OpenAI’s Latest Dev Tools Could Save You Thousands: What You Need to Know

Why Trust Techopedia
Key Takeaways

  • OpenAI announced four API updates at DevDay 2024 to enhance developer tools.
  • The new tools include Prompt Caching, Model Distillation, Realtime, and Vision Fine-Tuning.
  • Pricing for fine-tuning and API usage offers competitive text and audio processing rates.

At DevDay 2024 on October 1st, OpenAI announced API updates aimed at helping developers customize models, build speech applications, cut costs, and enhance the performance of smaller models.

At its San Francisco event, OpenAI highlighted incremental improvements to its AI tools and APIs instead of major product launches.

The company introduced four key API updates:

  • Model Distillation
  • Prompt Caching
  • Vision Fine-Tuning
  • Realtime

These tools reflect OpenAI’s shift toward empowering its developer ecosystem instead of competing directly in the end-user application market.

Realtime API

OpenAI has made its Advanced Voice Mode available to all ChatGPT subscribers and is now enabling developers to create speech-to-speech applications. Previously, building AI-powered applications that spoke to users required transcribing audio, processing it with a language model like GPT-4, and converting it back to speech, which often led to a noticeable latency.

The new Realtime API processes audio instantly without linking multiple applications. It supports function calling, enabling tasks like ordering pizza or scheduling appointments, with future updates planned for multimodal experiences, including video.

The API costs $5 per million input tokens and $20 per million output tokens for text, while audio processing is priced at $100 per million input tokens and $200 per million output tokens, translating to approximately $0.06 per minute of audio input and $0.24 per minute of audio output.

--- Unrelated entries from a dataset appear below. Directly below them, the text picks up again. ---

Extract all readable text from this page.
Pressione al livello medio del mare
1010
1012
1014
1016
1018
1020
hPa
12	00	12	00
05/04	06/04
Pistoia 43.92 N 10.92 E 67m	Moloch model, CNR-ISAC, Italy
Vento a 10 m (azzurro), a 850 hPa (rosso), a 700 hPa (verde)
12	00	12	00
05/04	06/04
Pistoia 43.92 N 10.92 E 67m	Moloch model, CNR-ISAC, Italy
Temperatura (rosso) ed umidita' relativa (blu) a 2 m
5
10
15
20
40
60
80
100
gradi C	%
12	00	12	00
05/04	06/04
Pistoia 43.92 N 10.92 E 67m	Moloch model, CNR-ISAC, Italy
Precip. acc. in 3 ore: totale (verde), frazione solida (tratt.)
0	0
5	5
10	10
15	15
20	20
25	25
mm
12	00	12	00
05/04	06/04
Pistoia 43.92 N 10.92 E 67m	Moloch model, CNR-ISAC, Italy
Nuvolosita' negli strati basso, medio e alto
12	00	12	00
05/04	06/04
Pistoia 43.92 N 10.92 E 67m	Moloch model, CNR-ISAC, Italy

Introducing Vision to the Fine-Tuning API

Developers can now fine-tune GPT-4o with images, improving its visual recognition for applications like visual search, object detection, and improved medical image analysis.

For instance, OpenAI says that Grab, a food delivery and rideshare company, transforms driver-collected street imagery into mapping data for GrabMaps. Using 100 examples, they trained GPT-4o to localize traffic signs and count lane dividers, increasing lane count accuracy by 20% and speed limit sign localization by 13%, automating the mapping process.

To support developers, OpenAI will offer one million free training tokens daily in October. Starting in November, fine-tuning GPT-4o with images will cost $25 per million tokens.

Prompt Caching

Prompt Caching reduces API costs by allowing developers to reuse frequent prompts at a discounted rate. Long prefixes, often used to guide model behavior and improve consistency, typically increase API call costs.

OpenAI‘s API now automatically caches lengthy prefixes for up to an hour, providing a 50% discount if reused. This feature applies to the latest GPT-4o, GPT-4o mini, o1-preview, o1-mini, and their fine-tuned models, helping developers save money.

Model Distillation

Model Distillation enhances smaller models, like GPT-4o mini, by using outputs from larger models. Previously, the process was error-prone, requiring developers to manage multiple tasks for dataset generation and performance measurement. The new Model Distillation suite in the API platform streamlines this by enabling developers to create datasets with advanced models, fine-tune smaller models, and assess their performance on specific tasks.

To assist developers with distillation, OpenAI is offering two million free training tokens daily for GPT-4o mini and one million for GPT-4o until October 31. Beyond this limit, training and operating a distilled model will be priced at OpenAI’s standard fine-tuning rates.